Such Little Babies: On Tom Perrotta’s “Tracy Flick Can’t Win”

September 26, 2022   •   By Annie Berke

Tracy Flick Can't Win

Tom Perrotta

TOWARD THE END of Tom Perrotta’s Tracy Flick Can’t Win, a lonely divorcee named Diane says to herself, “This is my life […] It’s the only one I have.” What a crystallization of the Perrottaverse — its lonely suburbanites, its lost young men, its unraptured “remainders” — in all its quiet desperation. Perrotta’s characters do the best they can with the mediocre hands they’ve been dealt, trying to conduct their personal lives with dignity, to execute their jobs honorably; as beleaguered assistant principal Tracy Flick repeats in her meditation mantra, they strive to “be the flame.” Why, oh why, does it have to be so damn hard? In Tracy Flick Can’t Win, as in his other works, Perrotta is open to rewarding his characters with happy endings, provided that the dimensions of their contentment remain modest.

But Perrotta’s pages are not the only life that Tracy Flick has lived. In fact, her cinematic one far eclipses her literary legacy. The 1999 film adaptation of Perrotta’s Election, directed by Alexander Payne, provided the breakout role for 23-year-old Reese Witherspoon as the young Tracy, a neatly coiffed high school politician with more than one secret. You might recognize that maniacal glint in her eye from that girl in high school who you always hated — or from looking in the mirror every morning.

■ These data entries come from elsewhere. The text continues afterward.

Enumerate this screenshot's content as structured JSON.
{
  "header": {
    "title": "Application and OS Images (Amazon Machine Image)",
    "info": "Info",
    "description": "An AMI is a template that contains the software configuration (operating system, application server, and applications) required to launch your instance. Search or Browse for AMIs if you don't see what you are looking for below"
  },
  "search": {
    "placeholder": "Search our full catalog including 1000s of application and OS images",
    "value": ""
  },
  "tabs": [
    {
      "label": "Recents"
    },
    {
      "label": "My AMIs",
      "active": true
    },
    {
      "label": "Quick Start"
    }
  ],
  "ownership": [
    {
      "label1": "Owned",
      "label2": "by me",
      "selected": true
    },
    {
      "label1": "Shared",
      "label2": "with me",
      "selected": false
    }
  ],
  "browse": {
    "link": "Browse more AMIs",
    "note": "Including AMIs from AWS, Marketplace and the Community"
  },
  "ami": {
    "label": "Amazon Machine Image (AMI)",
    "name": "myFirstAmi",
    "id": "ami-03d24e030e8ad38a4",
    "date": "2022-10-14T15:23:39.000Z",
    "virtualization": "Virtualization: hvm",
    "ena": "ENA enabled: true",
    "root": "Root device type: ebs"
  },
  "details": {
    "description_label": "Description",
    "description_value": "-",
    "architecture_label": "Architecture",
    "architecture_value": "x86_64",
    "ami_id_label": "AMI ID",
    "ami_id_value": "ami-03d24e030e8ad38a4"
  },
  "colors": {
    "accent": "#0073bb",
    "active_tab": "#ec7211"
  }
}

Election is set in high school, but don’t hold your breath for a prom scene or a hunk dating a nerd on a bet. There is not an ounce of nostalgia to be found in the novel or its adaptation, only unflattering chinos and hatchback vehicles as far as the eye can see. For the restless students and the miserable faculty and staff, high school is a purgatory from which few are promoted upstairs.

This sharp distinction between Perrotta’s Tracy Flick and Payne’s has everything to do with genre: the novels are comic treatments of real life, while the film is a stone-cold satire. Where Perrotta offers reconciliation, Payne opts for ugliness; where Perrotta is compassionate, Payne is merciless. Payne co-opts Perrotta’s multiple first-person narrators, not as an act of narrative generosity, but as a trick to expose the fissures between what people say and what they do. He foregrounds the characters’ inability to tell the truth about themselves to themselves, never mind to their peers — or to us.

This is to say, if, at the end of the film, you think you know enough to pass judgment on Tracy Flick, you’ve missed the point. You might even be as bad as Mr. M.

“Pick Flick,” her campaign buttons blare. Don’t mind if I do.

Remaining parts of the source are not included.